Sony seen eyeing Renesas chip plant

Bloomberg

Sony Corp. is set to begin formal talks to buy a chip plant from Renesas Electronics Corp. to increase production of smartphone image sensors, sources said.

Sony plans to begin due diligence next week, and the companies may not reach a final agreement, the sources said, asking not to be identified because the discussions are private. The company is increasing output of the sensors, which help phones take high-quality photos, as companies such as Apple Inc. buy Sony’s technology for use in their own devices.

Chief Executive Officer Kazuo Hirai is seeking to bolster profits as Sony struggles with falling demand for televisions and missteps with its Hollywood studio. While its smartphone business accounts for just 3.7 percent of global shipments, Sony has garnered almost a third of the $7.6 billion market for low-power sensors.

“Sensor demand is growing for smartphones,” said Tsunenori Ohmaki, an analyst at Tachibana Securities Co. “Sony is considering the acquisition of Renesas’ Tsuruoka plant to expand sensor production.”

The components are called complementary metal-oxide semiconductors, or CMOS chips, and are used in Xperia phones, Cyber-shot cameras and competitors’ products such as the iPhone.

Sony and Renesas will sign a memorandum as early as next week as they initiate talks over the plant in Tsuruoka, Yamagata Prefecture, another person with knowledge of the plans said.

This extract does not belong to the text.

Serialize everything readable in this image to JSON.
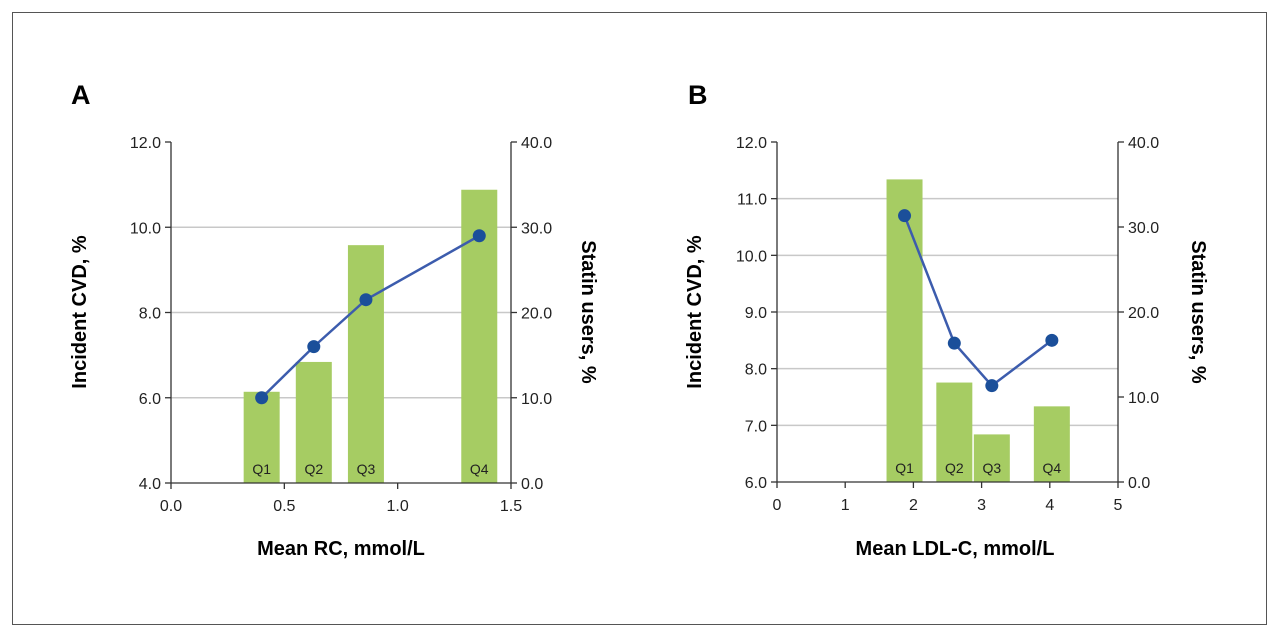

Sony is deciding between purcha sing the Renesas plant and investing in its own chip factories, said this source, who asked not to be identified because the talks are private.

The company has said it plans to spend ¥60 billion this financial year on facilities for its chip operations, which get 77 percent of sales from image sensors.

Representatives for Sony and Renesas declined comment.

Sony may pay about ¥10 billion for the factory and retain 900 employees, the Nikkei reported Wednesday.

Sony’s brand name for its CMOS chip is Exmor, which acts as an eye for electronic products, capturing light to convert into electronic signals for processing. The latest chip uses less power and faster processing to catch vivid images under low light.

Renesas said in August it plans to close some plants in Japan in three years, including one in Tsuruoka.